Wraz z pełną premierą do gry ma zostać włączony system craftingu, który mógłby złagodzić czynnik losowości w Darktide. Nie wiemy jednak jeszcze dokładnie, jak to będzie działać.

Czy i jak deweloperzy poradzili sobie ze wspomnianymi problemami, oczywiście damy Wam znać jak najszybciej w naszej finalnej aktualizacji testów. Wersja premierowa będzie dostępna na Steamie i w Game Passie od 30 listopada od godziny 19:00

Editor”s Conclusion

Darktide ma ogromny potencjał i może z łatwością prześcignąć swojego duchowego przodka Vermintide 2: Już i tak okazałe walki są sensownie rozbudowane dzięki nowemu systemowi walki na odległość, a dzięki broniom sci-fi, takim jak lasguny, boltery i miecze łańcuchowe, całość dosłownie szatkuje o cały poziom więcej.

Gdyby tylko nie ta nieszczęsna technologia, która regularnie kradnie przyjemność z gry – problem ten istniał już w przypadku Vermintide 2, gdzie gracze przez wiele miesięcy musieli zmagać się ze słabą wydajnością, zrzutami dźwięku i Co.

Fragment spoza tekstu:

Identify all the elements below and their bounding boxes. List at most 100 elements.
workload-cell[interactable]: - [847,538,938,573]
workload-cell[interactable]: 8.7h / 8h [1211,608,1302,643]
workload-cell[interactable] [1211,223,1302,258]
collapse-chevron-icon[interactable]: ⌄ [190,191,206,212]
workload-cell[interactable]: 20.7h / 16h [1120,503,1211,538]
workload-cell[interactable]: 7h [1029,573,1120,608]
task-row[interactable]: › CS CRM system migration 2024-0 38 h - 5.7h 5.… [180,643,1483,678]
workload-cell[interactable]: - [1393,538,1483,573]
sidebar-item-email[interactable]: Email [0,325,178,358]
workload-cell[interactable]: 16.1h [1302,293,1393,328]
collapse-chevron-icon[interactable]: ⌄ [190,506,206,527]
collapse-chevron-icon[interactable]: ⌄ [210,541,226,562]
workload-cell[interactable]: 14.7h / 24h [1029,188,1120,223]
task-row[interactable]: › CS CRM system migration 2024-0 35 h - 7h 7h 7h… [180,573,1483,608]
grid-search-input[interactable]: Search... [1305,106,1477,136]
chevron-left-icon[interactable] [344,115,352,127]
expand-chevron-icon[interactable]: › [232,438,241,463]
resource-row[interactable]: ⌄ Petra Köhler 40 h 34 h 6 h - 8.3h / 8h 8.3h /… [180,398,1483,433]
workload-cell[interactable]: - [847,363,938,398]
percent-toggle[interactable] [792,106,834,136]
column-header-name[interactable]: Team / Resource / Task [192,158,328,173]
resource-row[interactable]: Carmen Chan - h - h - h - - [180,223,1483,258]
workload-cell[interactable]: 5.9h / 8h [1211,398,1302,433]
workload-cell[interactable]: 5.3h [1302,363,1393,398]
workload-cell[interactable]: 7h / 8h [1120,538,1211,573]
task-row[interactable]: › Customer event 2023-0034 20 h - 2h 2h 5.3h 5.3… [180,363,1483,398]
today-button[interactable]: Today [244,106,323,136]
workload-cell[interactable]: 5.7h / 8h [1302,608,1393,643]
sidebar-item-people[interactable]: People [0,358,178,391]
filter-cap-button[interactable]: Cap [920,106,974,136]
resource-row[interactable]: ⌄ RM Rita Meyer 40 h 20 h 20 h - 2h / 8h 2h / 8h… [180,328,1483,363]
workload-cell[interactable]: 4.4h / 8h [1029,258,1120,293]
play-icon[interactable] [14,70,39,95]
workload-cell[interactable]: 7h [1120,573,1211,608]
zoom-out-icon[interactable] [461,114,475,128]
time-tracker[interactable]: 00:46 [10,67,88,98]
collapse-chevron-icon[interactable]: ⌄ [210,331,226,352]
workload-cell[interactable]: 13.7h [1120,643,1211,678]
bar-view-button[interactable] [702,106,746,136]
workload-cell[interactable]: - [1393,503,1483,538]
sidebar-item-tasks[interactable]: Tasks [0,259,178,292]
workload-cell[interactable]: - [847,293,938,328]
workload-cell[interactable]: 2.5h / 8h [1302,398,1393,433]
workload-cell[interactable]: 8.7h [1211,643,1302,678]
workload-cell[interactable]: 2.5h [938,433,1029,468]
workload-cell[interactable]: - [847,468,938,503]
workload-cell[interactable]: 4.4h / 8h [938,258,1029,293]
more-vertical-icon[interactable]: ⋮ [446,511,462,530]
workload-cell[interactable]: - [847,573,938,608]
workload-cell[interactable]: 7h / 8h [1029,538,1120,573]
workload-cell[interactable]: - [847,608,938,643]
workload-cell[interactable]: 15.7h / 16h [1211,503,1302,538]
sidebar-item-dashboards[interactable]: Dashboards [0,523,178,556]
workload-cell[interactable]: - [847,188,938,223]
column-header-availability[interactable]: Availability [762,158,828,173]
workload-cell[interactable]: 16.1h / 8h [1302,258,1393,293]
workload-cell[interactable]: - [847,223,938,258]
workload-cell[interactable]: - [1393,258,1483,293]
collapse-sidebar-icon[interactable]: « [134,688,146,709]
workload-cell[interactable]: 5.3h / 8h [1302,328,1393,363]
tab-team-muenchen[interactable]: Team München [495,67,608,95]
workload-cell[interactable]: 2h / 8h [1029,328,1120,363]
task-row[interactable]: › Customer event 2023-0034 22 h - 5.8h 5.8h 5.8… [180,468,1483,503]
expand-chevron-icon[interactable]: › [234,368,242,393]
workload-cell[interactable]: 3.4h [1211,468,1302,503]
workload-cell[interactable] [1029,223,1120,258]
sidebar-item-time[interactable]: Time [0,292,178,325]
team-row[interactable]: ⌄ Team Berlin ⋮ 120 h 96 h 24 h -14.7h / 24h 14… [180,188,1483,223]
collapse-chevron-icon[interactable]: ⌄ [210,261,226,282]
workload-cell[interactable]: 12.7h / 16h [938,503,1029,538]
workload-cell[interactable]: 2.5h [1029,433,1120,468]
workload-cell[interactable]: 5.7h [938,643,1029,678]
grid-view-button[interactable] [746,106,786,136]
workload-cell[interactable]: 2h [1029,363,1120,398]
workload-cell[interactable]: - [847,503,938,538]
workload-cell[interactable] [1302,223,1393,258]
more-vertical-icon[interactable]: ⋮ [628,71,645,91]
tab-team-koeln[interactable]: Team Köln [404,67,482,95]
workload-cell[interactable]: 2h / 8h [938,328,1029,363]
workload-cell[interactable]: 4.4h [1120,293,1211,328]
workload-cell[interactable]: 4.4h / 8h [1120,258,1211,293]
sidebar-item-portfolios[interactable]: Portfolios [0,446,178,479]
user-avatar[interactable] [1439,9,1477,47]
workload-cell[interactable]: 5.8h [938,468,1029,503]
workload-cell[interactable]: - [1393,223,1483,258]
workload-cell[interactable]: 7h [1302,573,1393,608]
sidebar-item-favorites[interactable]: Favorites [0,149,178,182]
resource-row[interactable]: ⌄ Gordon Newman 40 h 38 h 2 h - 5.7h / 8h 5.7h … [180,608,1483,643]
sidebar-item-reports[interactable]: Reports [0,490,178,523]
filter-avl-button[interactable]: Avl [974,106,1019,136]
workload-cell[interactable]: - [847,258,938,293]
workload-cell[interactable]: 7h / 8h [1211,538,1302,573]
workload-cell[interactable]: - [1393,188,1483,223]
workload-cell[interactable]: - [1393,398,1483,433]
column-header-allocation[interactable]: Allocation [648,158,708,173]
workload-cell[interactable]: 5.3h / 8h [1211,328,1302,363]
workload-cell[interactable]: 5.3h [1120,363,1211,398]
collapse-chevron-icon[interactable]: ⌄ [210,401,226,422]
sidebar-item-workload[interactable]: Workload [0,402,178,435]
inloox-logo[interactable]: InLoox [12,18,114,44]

Ale może model bety pre-order się opłacił i Fatshark może wyeliminować najbardziej rażące błędy do ostatecznego wydania. Jeśli następnie na pokładzie znajdzie się crafting w stylu Vermintide 2, to Darktide w końcu wyprzedziło swojego poprzednika. A i tak jest to obecnie najlepszy shooter w uniwersum WH40k.